Ce va-et-vient prend du temps et, dans l’escouade, ainsi traînée du nord au sud et du sud au nord, outre l’énorme fatigue et l’énervement des pas inutiles, on manifeste une fébrile impatience. Il est d’une importance capitale d’être installés et lâchés le plus tôt possible si l’on veut mettre à exécution le projet caressé depuis longtemps : trouver à louer chez un habitant un emplacement muni d’une table où l’escouade puisse s’installer aux heures des repas. On a beaucoup parlé de cette affaire-là et de ses doux avantages. On s’est concerté, on s’est cotisé, et on a décidé de se lancer cette fois-ci dans cette dépense supplémentaire.

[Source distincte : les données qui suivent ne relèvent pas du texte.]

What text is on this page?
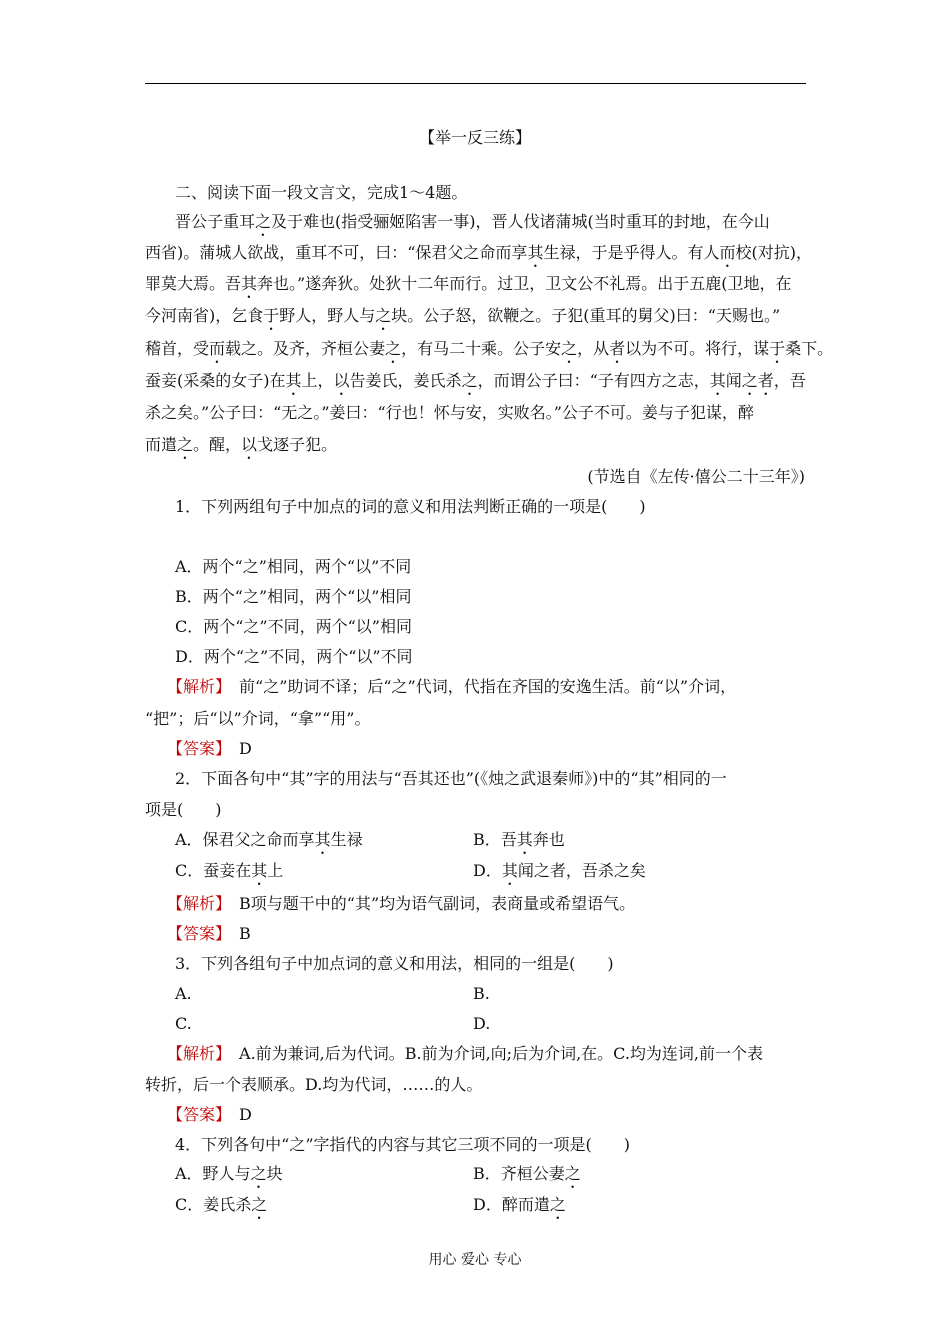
【举一反三练】
二、阅读下面一段文言文，完成1～4题。
晋公子重耳之及于难也(指受骊姬陷害一事)，晋人伐诸蒲城(当时重耳的封地，在今山
西省)。蒲城人欲战，重耳不可，曰：“保君父之命而享其生禄，于是乎得人。有人而校(对抗)，
罪莫大焉。吾其奔也。”遂奔狄。处狄十二年而行。过卫，卫文公不礼焉。出于五鹿(卫地，在
今河南省)，乞食于野人，野人与之块。公子怒，欲鞭之。子犯(重耳的舅父)曰：“天赐也。”
稽首，受而载之。及齐，齐桓公妻之，有马二十乘。公子安之，从者以为不可。将行，谋于桑下。
蚕妾(采桑的女子)在其上，以告姜氏，姜氏杀之，而谓公子曰：“子有四方之志，其闻之者，吾
杀之矣。”公子曰：“无之。”姜曰：“行也！怀与安，实败名。”公子不可。姜与子犯谋，醉
而遣之。醒，以戈逐子犯。
(节选自《左传·僖公二十三年》)
1．下列两组句子中加点的词的意义和用法判断正确的一项是(　　)
A．两个“之”相同，两个“以”不同
B．两个“之”相同，两个“以”相同
C．两个“之”不同，两个“以”相同
D．两个“之”不同，两个“以”不同
【解析】　前“之”助词不译；后“之”代词，代指在齐国的安逸生活。前“以”介词，
“把”；后“以”介词，“拿”“用”。
【答案】　D
2．下面各句中“其”字的用法与“吾其还也”(《烛之武退秦师》)中的“其”相同的一
项是(　　)
A．保君父之命而享其生禄	B．吾其奔也
C．蚕妾在其上	D．其闻之者，吾杀之矣
【解析】　B项与题干中的“其”均为语气副词，表商量或希望语气。
【答案】　B
3．下列各组句子中加点词的意义和用法，相同的一组是(　　)
A.	B.
C.	D.
【解析】　A.前为兼词,后为代词。B.前为介词,向;后为介词,在。C.均为连词,前一个表
转折，后一个表顺承。D.均为代词，……的人。
【答案】　D
4．下列各句中“之”字指代的内容与其它三项不同的一项是(　　)
A．野人与之块	B．齐桓公妻之
C．姜氏杀之	D．醉而遣之
用心 爱心 专心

Mais sera-ce possible ? Beaucoup de locaux sont déjà accaparés. Nous ne sommes pas les seuls à apporter ici ce rêve de confort, et ce sera la course à la table… Trois compagnies arrivent après la nôtre, mais quatre sont arrivées avant, et il y a les popotes officieuses des infirmiers, des scribes, des conducteurs, des ordonnances et autres, les popotes officielles des sous-officiers, de la Section, que sais-je encore ?… Tous ces gens-là sont plus puissants que les simples soldats des compagnies, ont plus de mobilité et de moyens, et peuvent tirer leurs plans d’avance. Et déjà, alors que nous marchons par quatre, vers la grange dévolue à l’escouade, on en voit de ces fantaisistes, qui apparaissent sur des seuils conquis, et se livrent à des occupations ménagères.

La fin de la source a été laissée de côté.